Other files record her as being in Madrid in August 1941. She had ‘fair hair, scraped back in a large bun’ and wore ‘only make up a thin layer of lipstick’. She was well-dressed, with rings on both hands and blue enamel earrings’. She spoke Russian, German, Spanish, French, Norwegian and English, and was said to be ‘blonde, tall, with a beautiful figure, refined and languid in her behaviour’. Quite the femme fatale.
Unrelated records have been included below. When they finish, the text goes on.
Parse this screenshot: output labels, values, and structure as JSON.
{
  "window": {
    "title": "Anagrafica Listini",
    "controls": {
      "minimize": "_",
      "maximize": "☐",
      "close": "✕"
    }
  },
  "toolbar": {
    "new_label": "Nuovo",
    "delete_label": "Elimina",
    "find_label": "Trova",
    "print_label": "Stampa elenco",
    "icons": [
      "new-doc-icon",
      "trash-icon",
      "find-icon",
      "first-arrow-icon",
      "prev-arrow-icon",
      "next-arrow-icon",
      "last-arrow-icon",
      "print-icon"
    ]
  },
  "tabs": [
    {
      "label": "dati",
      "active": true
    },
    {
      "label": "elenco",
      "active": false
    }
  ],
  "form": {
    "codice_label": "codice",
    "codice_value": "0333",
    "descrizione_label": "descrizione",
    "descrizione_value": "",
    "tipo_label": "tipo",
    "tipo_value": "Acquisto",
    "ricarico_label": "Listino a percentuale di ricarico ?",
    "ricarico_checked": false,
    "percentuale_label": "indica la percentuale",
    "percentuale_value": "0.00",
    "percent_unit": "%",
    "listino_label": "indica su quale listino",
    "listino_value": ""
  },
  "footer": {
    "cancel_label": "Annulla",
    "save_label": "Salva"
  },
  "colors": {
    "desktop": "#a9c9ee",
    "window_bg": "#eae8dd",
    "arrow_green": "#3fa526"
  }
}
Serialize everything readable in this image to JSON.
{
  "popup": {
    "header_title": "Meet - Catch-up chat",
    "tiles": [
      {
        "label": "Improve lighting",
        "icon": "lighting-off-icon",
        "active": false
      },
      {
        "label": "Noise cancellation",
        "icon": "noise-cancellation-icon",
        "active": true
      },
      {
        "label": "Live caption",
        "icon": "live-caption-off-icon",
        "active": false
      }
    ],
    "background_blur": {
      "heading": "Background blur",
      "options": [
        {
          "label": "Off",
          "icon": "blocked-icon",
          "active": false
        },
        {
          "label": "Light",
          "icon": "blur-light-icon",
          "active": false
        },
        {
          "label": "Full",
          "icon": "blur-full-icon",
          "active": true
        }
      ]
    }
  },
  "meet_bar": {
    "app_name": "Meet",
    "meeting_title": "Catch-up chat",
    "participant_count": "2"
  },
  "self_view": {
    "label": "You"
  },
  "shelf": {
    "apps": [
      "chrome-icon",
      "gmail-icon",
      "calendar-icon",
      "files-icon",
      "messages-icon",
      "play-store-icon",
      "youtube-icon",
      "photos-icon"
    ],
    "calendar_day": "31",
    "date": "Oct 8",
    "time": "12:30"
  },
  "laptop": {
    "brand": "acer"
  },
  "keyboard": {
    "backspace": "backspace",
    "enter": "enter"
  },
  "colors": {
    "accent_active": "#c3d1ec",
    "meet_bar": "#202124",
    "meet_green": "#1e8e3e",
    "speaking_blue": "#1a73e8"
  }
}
In a scene worthy of Carol Reed, von Finkenstein said he had thrown the only photograph he had of her into the sea with his passport when he was captured. Had he been captivated by her obvious charms?
Other details say that she had worked as a dance teacher in Moscow and personally knew Stalin and other high-ranking USSR officials. She allegedly met a Norwegian communist in Russia and married him before travelling for the Soviet government on a propaganda mission showing off Russian dance in a number of European countries. In London she befriended a Spanish man, leaving her husband and travelling to Norway where she abandoned her communist friends and mingled with officers from the German intelligence service, the Abwehr.
Later, she travelled to Spain where she posed as a rich foreigner staying at the Palace Hotel in Madrid for six months where she was said to have spent five thousand pesetas a month before moving to Barcelona in 1942 where she spent ‘only’ three thousand pesetas a month.
Her MI5 file does not record her opening a dance school in Barcelona where she adopted the name Marina Noreg (meaning Norway) and the last entry from October 1948 said she was ‘just the type to transfer her allegiance, having once had a taste of the game’.
Having changed her name to Marina ‘Noreg’, she evaded MI5 and died peacefully aged 74 in Barcelona in 1976.
So, who’s going to write the screenplay?